My entire career as a Sanzo, any time I'd been in this area, I'd had to be mindful of Hyakugan Maoh and his allies, tread lightly around their areas of power for lack of a good opportunity to do anything about them, and the bloody bastard finally bites it at the hands of a schoolteacher. It's like another one of those random details that just proves that existence is a big cosmic joke.

I close the journal; if the town didn't know anything else about him, then I won't find anything else here. I stack everything to take it back to the library in the morning and go to bed, pulling the blanket up against the breezes turning cold.

The dawn wakes me up halfway; I blearily take the stack of books back to the library, setting them on the desk for reshelving. The librarian scans the spines with a dark chuckle, but doesn't say more than an offhand, "Only just now trying to find out what you've gotten yourself into, eh?" as I'm lurching out to go back to bed.

I almost get back to sleep when there's a knock at my door; my first bet is that the head of the temple finally sent for me to chew me out for scaring the acolytes again.

"Who is it?", I snap, one arm draped over my face to shield the sun out of my eyes. There's silence, for a second.

"Sanzo? I've brought you breakfast..." It's my ward, sounding timid.

I get up and open the door; he's dressed, neat, and looks like he's already had time to bathe and everything this morning. He's only carrying one plate, and as I take it he catches the door to hold it open. I catch myself muttering under my breath, cut it off, and just slump at the table staring at the plate.

"You eat yet?" He shakes his head, looking at me half-dazed. "Go eat." He bows and closes the door, retreating.
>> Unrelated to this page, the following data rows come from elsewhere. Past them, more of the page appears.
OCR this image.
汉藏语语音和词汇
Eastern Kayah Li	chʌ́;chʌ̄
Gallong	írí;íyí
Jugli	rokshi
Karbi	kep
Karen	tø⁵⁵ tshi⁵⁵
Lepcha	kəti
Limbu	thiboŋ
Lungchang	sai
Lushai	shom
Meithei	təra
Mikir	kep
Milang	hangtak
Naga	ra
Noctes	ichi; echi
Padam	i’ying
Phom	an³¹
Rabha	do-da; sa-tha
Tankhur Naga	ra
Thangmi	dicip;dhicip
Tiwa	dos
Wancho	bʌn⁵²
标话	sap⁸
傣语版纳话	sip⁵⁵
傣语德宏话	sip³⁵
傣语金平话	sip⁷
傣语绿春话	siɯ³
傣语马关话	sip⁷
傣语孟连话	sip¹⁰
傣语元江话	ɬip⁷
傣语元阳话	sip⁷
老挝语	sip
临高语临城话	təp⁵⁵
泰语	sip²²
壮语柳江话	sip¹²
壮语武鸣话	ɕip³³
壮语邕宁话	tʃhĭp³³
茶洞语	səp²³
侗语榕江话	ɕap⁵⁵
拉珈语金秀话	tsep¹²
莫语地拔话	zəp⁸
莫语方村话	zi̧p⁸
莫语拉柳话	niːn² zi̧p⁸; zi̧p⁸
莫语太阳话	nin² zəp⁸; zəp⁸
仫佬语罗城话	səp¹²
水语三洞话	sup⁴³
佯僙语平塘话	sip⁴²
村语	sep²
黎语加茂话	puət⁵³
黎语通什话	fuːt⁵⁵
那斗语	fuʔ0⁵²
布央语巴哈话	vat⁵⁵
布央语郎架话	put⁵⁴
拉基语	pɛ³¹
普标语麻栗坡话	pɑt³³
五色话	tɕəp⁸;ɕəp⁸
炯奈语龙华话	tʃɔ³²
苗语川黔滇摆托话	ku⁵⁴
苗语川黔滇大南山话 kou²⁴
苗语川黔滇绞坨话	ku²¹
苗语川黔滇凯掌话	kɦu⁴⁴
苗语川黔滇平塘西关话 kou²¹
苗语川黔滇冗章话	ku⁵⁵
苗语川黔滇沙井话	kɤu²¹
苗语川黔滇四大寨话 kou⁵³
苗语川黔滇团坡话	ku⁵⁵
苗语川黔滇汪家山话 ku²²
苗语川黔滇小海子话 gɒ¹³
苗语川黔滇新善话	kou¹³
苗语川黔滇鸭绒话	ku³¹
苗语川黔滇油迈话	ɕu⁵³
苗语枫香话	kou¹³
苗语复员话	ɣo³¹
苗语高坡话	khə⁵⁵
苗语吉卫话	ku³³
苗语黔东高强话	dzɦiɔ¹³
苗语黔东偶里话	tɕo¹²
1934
I end up nodding at the table, dozing for a while before I pull out one of the ceramic bottles and eat.

He finally catches me as I'm on my way to return the plate.

"Most Honored High Priest Genjo Sanzo the thirty-first!" The older man rattles off my full name and title like a parent snapping a child's full name for emphasis. "Did that boy deliver my message yesterday?"

I hand the plate over, wanting to grind my teeth. "I got your message just fine."

"I've been waiting to see you on this matter."

"I was busy. Studying." I nod to the acolyte cleaning up who takes the plate, very carefully taking my time about dealing with the head of the temple. By the time I turn around to face him, carefully straight and staring him straight in the eye, he's irked to boiling over.

"I need to speak with you in my office, immediately."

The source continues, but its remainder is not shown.